Steen was selected by the Philadelphia Eagles in the third round, 65th overall, of the 2023 NFL draft. On November 5, 2023, Steen got his first professional start against the Dallas Cowboys. As a rookie, he appeared in 11 games and started one in the 2023 season.

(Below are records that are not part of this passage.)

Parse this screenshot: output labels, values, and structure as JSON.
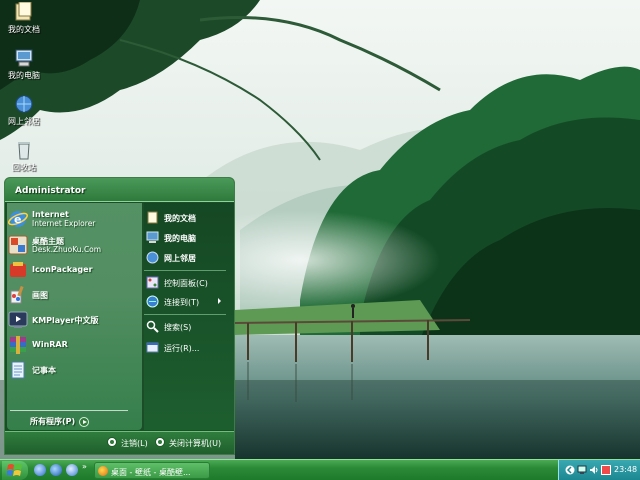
{
  "desktop": {
    "icons": [
      {
        "label": "我的文档",
        "icon": "my-documents-icon"
      },
      {
        "label": "我的电脑",
        "icon": "my-computer-icon"
      },
      {
        "label": "网上邻居",
        "icon": "network-places-icon"
      },
      {
        "label": "回收站",
        "icon": "recycle-bin-icon"
      }
    ]
  },
  "start_menu": {
    "user": "Administrator",
    "pinned": [
      {
        "title": "Internet",
        "subtitle": "Internet Explorer",
        "icon": "internet-explorer-icon"
      },
      {
        "title": "桌酷主题",
        "subtitle": "Desk.ZhuoKu.Com",
        "icon": "zhuoku-theme-icon"
      },
      {
        "title": "IconPackager",
        "icon": "iconpackager-icon"
      },
      {
        "title": "画图",
        "icon": "paint-icon"
      },
      {
        "title": "KMPlayer中文版",
        "icon": "kmplayer-icon"
      },
      {
        "title": "WinRAR",
        "icon": "winrar-icon"
      },
      {
        "title": "记事本",
        "icon": "notepad-icon"
      }
    ],
    "all_programs": "所有程序(P)",
    "places": [
      {
        "label": "我的文档",
        "icon": "my-documents-icon"
      },
      {
        "label": "我的电脑",
        "icon": "my-computer-icon"
      },
      {
        "label": "网上邻居",
        "icon": "network-places-icon"
      }
    ],
    "system": [
      {
        "label": "控制面板(C)",
        "icon": "control-panel-icon"
      },
      {
        "label": "连接到(T)",
        "icon": "connect-to-icon"
      }
    ],
    "tools": [
      {
        "label": "搜索(S)",
        "icon": "search-icon"
      },
      {
        "label": "运行(R)...",
        "icon": "run-icon"
      }
    ],
    "logoff": "注销(L)",
    "shutdown": "关闭计算机(U)"
  },
  "taskbar": {
    "quicklaunch": [
      "show-desktop-icon",
      "ie-icon",
      "media-icon"
    ],
    "more": "»",
    "task_label": "桌面 - 壁纸 - 桌酷壁...",
    "clock": "23:48"
  },
  "colors": {
    "taskbar_green": "#2a8a36",
    "tray_teal": "#1c8892",
    "menu_green": "#1b4e26"
  }
}
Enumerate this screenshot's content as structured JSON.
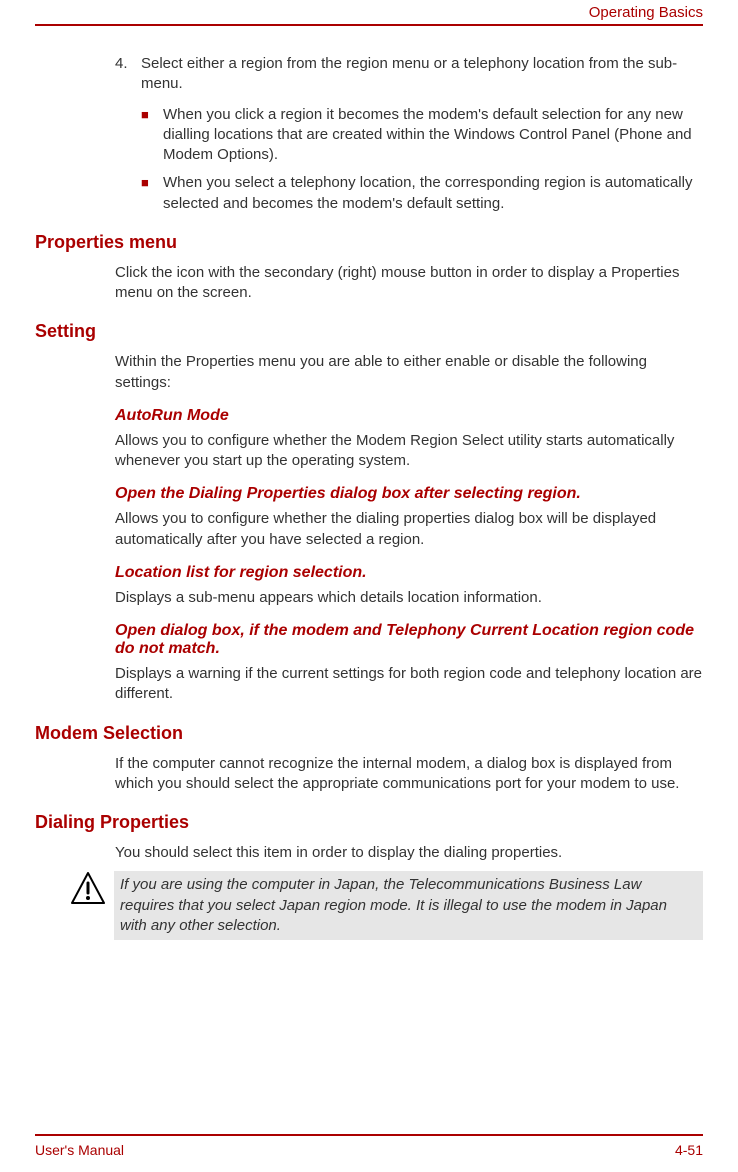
{
  "header": {
    "title": "Operating Basics"
  },
  "step4": {
    "num": "4.",
    "text": "Select either a region from the region menu or a telephony location from the sub-menu."
  },
  "bullets": [
    "When you click a region it becomes the modem's default selection for any new dialling locations that are created within the Windows Control Panel (Phone and Modem Options).",
    "When you select a telephony location, the corresponding region is automatically selected and becomes the modem's default setting."
  ],
  "sections": {
    "properties_menu": {
      "heading": "Properties menu",
      "body": "Click the icon with the secondary (right) mouse button in order to display a Properties menu on the screen."
    },
    "setting": {
      "heading": "Setting",
      "body": "Within the Properties menu you are able to either enable or disable the following settings:",
      "subs": {
        "autorun": {
          "heading": "AutoRun Mode",
          "body": "Allows you to configure whether the Modem Region Select utility starts automatically whenever you start up the operating system."
        },
        "open_dialing": {
          "heading": "Open the Dialing Properties dialog box after selecting region.",
          "body": "Allows you to configure whether the dialing properties dialog box will be displayed automatically after you have selected a region."
        },
        "location_list": {
          "heading": "Location list for region selection.",
          "body": "Displays a sub-menu appears which details location information."
        },
        "open_dialog": {
          "heading": "Open dialog box, if the modem and Telephony Current Location region code do not match.",
          "body": "Displays a warning if the current settings for both region code and telephony location are different."
        }
      }
    },
    "modem_selection": {
      "heading": "Modem Selection",
      "body": "If the computer cannot recognize the internal modem, a dialog box is displayed from which you should select the appropriate communications port for your modem to use."
    },
    "dialing_properties": {
      "heading": "Dialing Properties",
      "body": "You should select this item in order to display the dialing properties.",
      "note": "If you are using the computer in Japan, the Telecommunications Business Law requires that you select Japan region mode. It is illegal to use the modem in Japan with any other selection."
    }
  },
  "footer": {
    "left": "User's Manual",
    "right": "4-51"
  }
}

In the 2024 season, Steen won a Super Bowl championship when the Eagles defeated the Kansas City Chiefs 40–22 in Super Bowl LIX.

Pre-draft measurables
| Height | Weight | Arm length | Hand span | Wingspan | 20-yard shuttle | Three-cone drill | Vertical jump | Broad jump | Bench press |
| 6 ft 6 in (1.98 m) | 321 lb (146 kg) | 32+3⁄4 in (0.83 m) | 10+1⁄2 in (0.27 m) | 6 ft 8+1⁄2 in (2.04 m) | 4.50 s | 7.78 s | 29.5 in (0.75 m) | 9 ft 1 in (2.77 m) | 31 reps |
All values from NFL Combine/Pro Day

==Personal life==
Steen has three younger brothers, Blake (2004), Dylan Steen (2008), and Ayden (2010). Blake is a member of the University of Virginia football team. Steen's grandfather, Sergeant Rodney Maxwell Davis, was a non-commissioned officer in the United States Marine Corps who was posthumously awarded the Medal of Honor for heroism above and beyond the call of duty in 1967, during the Vietnam War.